The overall PTA was calculated by weighting for the expected distributions of renal function in the populations of interests. Weighting was accomplished by using the distribution of CLCR observed in two previous registration studies for the indications that will ultimately be sought with ceftobiprole, cSSTIs and NP (14, 32). Specifically, the overall PTA at each MIC was calculated by summing the product of the PTA for each CLCR by the fraction of patients in the clinical trial with that respective CLCR. For example, the PTA at a given MIC with a CLCR of 20 ml/min was multiplied by the fraction of patients in the trial having CLCRs near that value (14). The same was true for estimated values of 40 ml/min, etc. All the values were then added to obtain a weighted value for the PTA at that MIC. We believed that this method would put the data into proper perspective and would thus have the greatest clinical value. Consistent with the recommendations of the CLSI, a PTA of 90% was considered acceptable, since the overwhelming majority of patients will achieve sufficient antibiotic exposures at this threshold.

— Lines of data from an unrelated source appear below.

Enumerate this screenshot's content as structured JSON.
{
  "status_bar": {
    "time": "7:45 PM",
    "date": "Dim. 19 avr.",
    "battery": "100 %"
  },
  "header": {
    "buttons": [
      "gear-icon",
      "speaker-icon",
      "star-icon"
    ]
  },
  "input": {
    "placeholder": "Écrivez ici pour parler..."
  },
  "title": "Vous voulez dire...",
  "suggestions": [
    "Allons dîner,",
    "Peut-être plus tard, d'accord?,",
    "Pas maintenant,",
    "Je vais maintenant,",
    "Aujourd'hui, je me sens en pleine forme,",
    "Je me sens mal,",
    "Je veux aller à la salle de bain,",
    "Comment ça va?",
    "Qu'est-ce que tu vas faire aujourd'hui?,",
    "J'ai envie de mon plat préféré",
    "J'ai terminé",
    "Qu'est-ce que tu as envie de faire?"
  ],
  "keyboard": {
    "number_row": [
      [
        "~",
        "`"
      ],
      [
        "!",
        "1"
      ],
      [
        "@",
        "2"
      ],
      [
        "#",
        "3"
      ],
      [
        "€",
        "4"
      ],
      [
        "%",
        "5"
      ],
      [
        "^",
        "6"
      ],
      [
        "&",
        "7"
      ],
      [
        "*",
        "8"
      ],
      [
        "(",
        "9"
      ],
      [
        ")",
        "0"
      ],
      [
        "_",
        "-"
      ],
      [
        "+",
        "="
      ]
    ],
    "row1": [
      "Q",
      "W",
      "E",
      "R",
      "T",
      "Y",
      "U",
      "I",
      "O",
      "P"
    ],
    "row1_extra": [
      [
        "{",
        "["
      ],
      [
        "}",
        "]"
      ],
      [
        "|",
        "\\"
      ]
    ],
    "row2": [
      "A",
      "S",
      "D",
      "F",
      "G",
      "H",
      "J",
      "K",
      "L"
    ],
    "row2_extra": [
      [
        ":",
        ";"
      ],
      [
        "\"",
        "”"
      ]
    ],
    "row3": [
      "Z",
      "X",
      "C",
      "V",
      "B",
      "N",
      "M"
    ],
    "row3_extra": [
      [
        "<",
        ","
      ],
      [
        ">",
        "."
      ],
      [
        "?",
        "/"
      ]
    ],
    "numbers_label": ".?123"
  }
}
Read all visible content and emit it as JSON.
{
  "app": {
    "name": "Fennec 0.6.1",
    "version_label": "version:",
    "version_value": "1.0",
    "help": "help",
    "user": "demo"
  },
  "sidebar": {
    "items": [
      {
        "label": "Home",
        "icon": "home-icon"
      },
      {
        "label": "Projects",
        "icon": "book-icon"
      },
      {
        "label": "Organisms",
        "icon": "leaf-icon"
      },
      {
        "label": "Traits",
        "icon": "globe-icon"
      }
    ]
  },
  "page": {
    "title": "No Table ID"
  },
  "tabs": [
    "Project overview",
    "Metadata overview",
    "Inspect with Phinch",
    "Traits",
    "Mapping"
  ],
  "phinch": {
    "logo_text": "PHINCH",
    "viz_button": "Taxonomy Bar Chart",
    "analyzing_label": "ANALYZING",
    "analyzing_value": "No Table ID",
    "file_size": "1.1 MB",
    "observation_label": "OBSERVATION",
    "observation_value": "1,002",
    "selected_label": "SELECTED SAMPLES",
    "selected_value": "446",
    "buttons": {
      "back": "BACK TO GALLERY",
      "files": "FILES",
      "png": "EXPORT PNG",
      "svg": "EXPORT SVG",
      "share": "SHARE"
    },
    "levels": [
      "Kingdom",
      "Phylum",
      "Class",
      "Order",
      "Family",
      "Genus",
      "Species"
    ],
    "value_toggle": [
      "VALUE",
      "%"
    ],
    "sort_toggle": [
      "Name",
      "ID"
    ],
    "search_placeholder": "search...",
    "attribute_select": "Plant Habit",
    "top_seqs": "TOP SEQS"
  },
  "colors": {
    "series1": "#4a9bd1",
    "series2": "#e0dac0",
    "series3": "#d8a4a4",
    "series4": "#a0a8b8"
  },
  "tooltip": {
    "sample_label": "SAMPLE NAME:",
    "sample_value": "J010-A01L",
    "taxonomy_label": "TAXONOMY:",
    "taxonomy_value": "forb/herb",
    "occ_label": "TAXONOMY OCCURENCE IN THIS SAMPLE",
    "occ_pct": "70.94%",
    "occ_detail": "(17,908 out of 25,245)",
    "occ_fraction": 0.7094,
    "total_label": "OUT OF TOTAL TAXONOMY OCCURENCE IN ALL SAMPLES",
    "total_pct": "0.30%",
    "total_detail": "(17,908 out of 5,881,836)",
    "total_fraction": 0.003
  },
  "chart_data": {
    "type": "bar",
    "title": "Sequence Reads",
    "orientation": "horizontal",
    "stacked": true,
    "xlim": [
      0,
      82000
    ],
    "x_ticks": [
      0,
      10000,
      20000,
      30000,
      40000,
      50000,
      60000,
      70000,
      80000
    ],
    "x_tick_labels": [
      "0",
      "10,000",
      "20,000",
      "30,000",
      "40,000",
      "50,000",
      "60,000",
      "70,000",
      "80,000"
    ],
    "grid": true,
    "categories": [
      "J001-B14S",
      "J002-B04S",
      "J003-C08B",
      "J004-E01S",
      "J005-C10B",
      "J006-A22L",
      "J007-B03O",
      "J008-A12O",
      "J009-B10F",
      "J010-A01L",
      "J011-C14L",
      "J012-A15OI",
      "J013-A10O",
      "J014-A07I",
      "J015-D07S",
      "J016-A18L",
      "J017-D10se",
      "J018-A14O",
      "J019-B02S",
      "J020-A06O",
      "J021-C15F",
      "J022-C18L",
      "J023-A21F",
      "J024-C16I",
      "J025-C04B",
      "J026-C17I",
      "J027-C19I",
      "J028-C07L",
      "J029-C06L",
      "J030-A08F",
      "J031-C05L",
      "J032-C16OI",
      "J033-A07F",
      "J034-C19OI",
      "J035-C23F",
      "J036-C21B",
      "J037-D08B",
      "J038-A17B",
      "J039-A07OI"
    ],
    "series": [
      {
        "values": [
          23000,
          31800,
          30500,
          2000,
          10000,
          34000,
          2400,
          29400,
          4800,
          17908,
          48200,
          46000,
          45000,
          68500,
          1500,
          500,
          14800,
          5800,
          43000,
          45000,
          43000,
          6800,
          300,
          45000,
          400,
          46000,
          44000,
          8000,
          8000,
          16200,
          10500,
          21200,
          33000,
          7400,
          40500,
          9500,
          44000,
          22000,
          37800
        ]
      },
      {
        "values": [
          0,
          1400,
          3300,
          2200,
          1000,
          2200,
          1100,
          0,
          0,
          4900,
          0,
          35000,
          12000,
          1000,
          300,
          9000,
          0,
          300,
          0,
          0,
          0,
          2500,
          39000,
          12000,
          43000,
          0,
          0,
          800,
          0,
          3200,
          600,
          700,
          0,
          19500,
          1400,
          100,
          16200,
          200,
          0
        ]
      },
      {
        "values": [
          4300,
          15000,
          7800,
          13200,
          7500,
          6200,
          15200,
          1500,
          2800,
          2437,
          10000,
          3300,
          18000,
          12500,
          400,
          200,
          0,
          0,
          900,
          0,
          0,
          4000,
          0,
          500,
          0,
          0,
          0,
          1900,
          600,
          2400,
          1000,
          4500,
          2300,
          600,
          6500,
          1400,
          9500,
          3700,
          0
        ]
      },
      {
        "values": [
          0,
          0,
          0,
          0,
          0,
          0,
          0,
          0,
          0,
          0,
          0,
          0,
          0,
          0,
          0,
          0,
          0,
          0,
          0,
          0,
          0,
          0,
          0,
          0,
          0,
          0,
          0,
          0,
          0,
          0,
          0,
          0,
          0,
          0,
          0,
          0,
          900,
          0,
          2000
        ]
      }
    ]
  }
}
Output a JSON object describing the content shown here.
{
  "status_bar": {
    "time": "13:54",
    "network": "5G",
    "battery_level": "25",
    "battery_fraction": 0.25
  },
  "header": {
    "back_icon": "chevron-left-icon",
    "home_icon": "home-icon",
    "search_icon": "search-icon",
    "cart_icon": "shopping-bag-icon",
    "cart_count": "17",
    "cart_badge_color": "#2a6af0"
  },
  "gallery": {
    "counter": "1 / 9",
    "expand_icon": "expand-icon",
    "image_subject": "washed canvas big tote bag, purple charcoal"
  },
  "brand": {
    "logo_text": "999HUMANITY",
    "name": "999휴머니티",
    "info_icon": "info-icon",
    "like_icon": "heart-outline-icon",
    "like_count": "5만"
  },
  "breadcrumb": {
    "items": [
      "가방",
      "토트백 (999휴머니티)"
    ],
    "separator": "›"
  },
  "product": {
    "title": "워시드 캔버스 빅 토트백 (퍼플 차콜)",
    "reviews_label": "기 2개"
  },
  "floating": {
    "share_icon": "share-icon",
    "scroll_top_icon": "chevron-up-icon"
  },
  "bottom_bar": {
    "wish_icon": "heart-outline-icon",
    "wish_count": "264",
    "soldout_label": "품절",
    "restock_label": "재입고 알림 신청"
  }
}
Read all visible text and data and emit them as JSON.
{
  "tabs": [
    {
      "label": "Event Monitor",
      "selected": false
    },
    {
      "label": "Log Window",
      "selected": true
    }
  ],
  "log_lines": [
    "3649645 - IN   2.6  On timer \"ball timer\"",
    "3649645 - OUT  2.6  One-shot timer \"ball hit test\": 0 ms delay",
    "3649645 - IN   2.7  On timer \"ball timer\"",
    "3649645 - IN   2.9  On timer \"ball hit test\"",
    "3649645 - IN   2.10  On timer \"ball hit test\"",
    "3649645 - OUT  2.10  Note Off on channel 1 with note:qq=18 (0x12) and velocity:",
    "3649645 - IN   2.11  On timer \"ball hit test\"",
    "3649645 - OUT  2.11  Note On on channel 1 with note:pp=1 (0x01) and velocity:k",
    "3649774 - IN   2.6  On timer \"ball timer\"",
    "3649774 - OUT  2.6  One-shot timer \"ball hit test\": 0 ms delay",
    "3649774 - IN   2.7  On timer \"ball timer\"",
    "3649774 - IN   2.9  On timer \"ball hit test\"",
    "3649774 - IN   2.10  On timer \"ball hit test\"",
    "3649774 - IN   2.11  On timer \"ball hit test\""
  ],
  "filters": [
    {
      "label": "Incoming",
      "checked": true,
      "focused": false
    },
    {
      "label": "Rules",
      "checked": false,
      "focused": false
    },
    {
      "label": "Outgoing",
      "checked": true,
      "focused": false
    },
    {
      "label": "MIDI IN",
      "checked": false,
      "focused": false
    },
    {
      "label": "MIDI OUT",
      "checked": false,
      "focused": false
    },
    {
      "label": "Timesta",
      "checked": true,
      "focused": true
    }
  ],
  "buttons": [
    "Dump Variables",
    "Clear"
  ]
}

Clinical trial data for cSSSIs and NP. The distribution of the CLCRs from the 750-mg levofloxacin registration trials for cSSTI and NP indications were provided by the sponsor (Johnson and Johnson Pharmaceutical Research and Development) (14, 32). We used the demographics from the 750-mg levofloxacin registration trials as a measure of the CLCR distributions because they were modern studies of substantial patient size that involved the same patient populations (patients with NP and cSSSIs) as the ceftobiprole phase III trials. Both arms of these studies were used to estimate the CLCR distributions.

Microbiology data. Ceftobiprole MIC data from a set of United States and European gram-negative isolates, obtained from Focus BioInova 2004 surveillance studies, were used as a measure of the MIC distribution and frequency for the gram-negative organism-specific PTA analysis. Organisms and ceftobiprole MICs for MRSA and methicillin-susceptible S. aureus (MSSA) strains were identified from the ceftobiprole phase III cSSSI registration trial and were supplied by the sponsor (Johnson and Johnson Pharmaceutical Research and Development).

Renal dose adjustment analysis. Two dose adjustment strategies for ceftobripole at 500 mg i.v. q8h (2-h infusion) were explored for patients with renal functional impairment. In one strategy, the dosing interval and infusion time were maintained (q8h and 2 h, respectively) and the dose was halved (250 mg) at an estimated CLCR of 30 ml/min. In the second strategy, the dose and infusion time were maintained at 500 mg over 2 h, but the interval was lengthened from q8h to q12h at an estimated CLCR of 50 ml/min. We examined these two CLCR thresholds because they are consistent with the renal dose adjustments for other β-lactams according to CLCRs. PTAs for 30 to 60% fT > MIC were examined for each candidate regimen at the CLCR dose adjustment threshold with the adjusted dose. The exposure ratio by the area under the concentration-time curve (AUC) for 24 h at steady state (AUC24SS) was also calculated for each candidate regimen. Specifically, the exposure ratio was the AUC24SS for ceftobiprole at 500 mg i.v. q8h (2-h infusion) when the CLCR was fixed at the candidate renal dose adjustment threshold (30 and 50 ml/min) relative to the AUC24SS distribution when the CLCR was 100 ml/min. While an explicit concentration-toxicity relationship currently does not currently exist, the target maximal exposure was twofold or less, since studies with volunteers have demonstrated the tolerability of ceftobiprole at 1 g q8h.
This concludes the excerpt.